# Help with clean disconnect for USB backup drive



## iroc409 (Dec 29, 2013)

I have a ZFS file server here at home running backups on 3 USB 3.0 3TB drives (that's a lot of 3's) that I rotate for my backup scheme. I'm having some issues getting a "clean" disconnect, and I think I am missing a command to take care of it; after a lot of Googling I've not really found what I think I am looking for. I am pretty sure I've used it in the past, but can't for the life of me remember what it is.

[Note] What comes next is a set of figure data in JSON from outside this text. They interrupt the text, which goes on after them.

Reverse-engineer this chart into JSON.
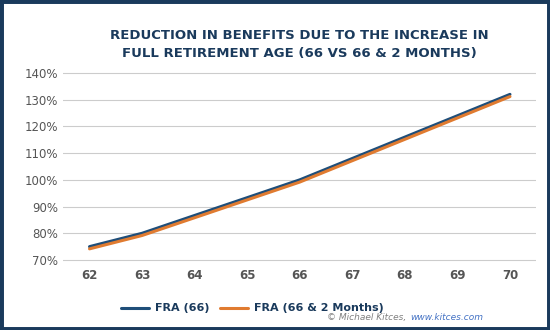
{
  "title_line1": "REDUCTION IN BENEFITS DUE TO THE INCREASE IN",
  "title_line2": "FULL RETIREMENT AGE (66 VS 66 & 2 MONTHS)",
  "x_values": [
    62,
    63,
    64,
    65,
    66,
    67,
    68,
    69,
    70
  ],
  "fra66_values": [
    0.75,
    0.8,
    0.8667,
    0.9333,
    1.0,
    1.08,
    1.16,
    1.24,
    1.32
  ],
  "fra66_2m_values": [
    0.7417,
    0.7917,
    0.8583,
    0.925,
    0.9917,
    1.0717,
    1.1517,
    1.2317,
    1.3117
  ],
  "fra66_color": "#1f4e79",
  "fra66_2m_color": "#e07b30",
  "legend_fra66": "FRA (66)",
  "legend_fra66_2m": "FRA (66 & 2 Months)",
  "x_ticks": [
    62,
    63,
    64,
    65,
    66,
    67,
    68,
    69,
    70
  ],
  "y_ticks": [
    0.7,
    0.8,
    0.9,
    1.0,
    1.1,
    1.2,
    1.3,
    1.4
  ],
  "ylim": [
    0.685,
    1.42
  ],
  "xlim": [
    61.5,
    70.5
  ],
  "background_color": "#ffffff",
  "border_color": "#1a3a5c",
  "grid_color": "#cccccc",
  "title_color": "#1a3a5c",
  "watermark_text": "© Michael Kitces, ",
  "watermark_link": "www.kitces.com",
  "watermark_color": "#808080",
  "watermark_link_color": "#4472c4",
  "line_width": 2.2,
  "tick_label_color": "#555555",
  "tick_label_size": 8.5
}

The external drives are single-drive ZFS pools. So, when I disconnect a drive I use `zfs export` on the drive. I have in the past been able to use usbconfig to turn off the external drive, but the last time I swapped them out it would not turn the drive off (after export). After I unplugged the drive and plugged in the new drive, the server would not see it. I had to reboot the server to import the next drive.

I haven't seemed to have any data loss or failures, no panics, warnings, etc. I would like to create some scripting to automate some tasks and to do some checks before it performs the daily backup. Being able to completely turn off a backup drive automagically would be a large benefit.

Is there something I should be using after I export the USB drive's ZFS pool to properly disconnect it from the system, or do I just have some sort of bug going on that isn't letting it fall off gracefully?


----------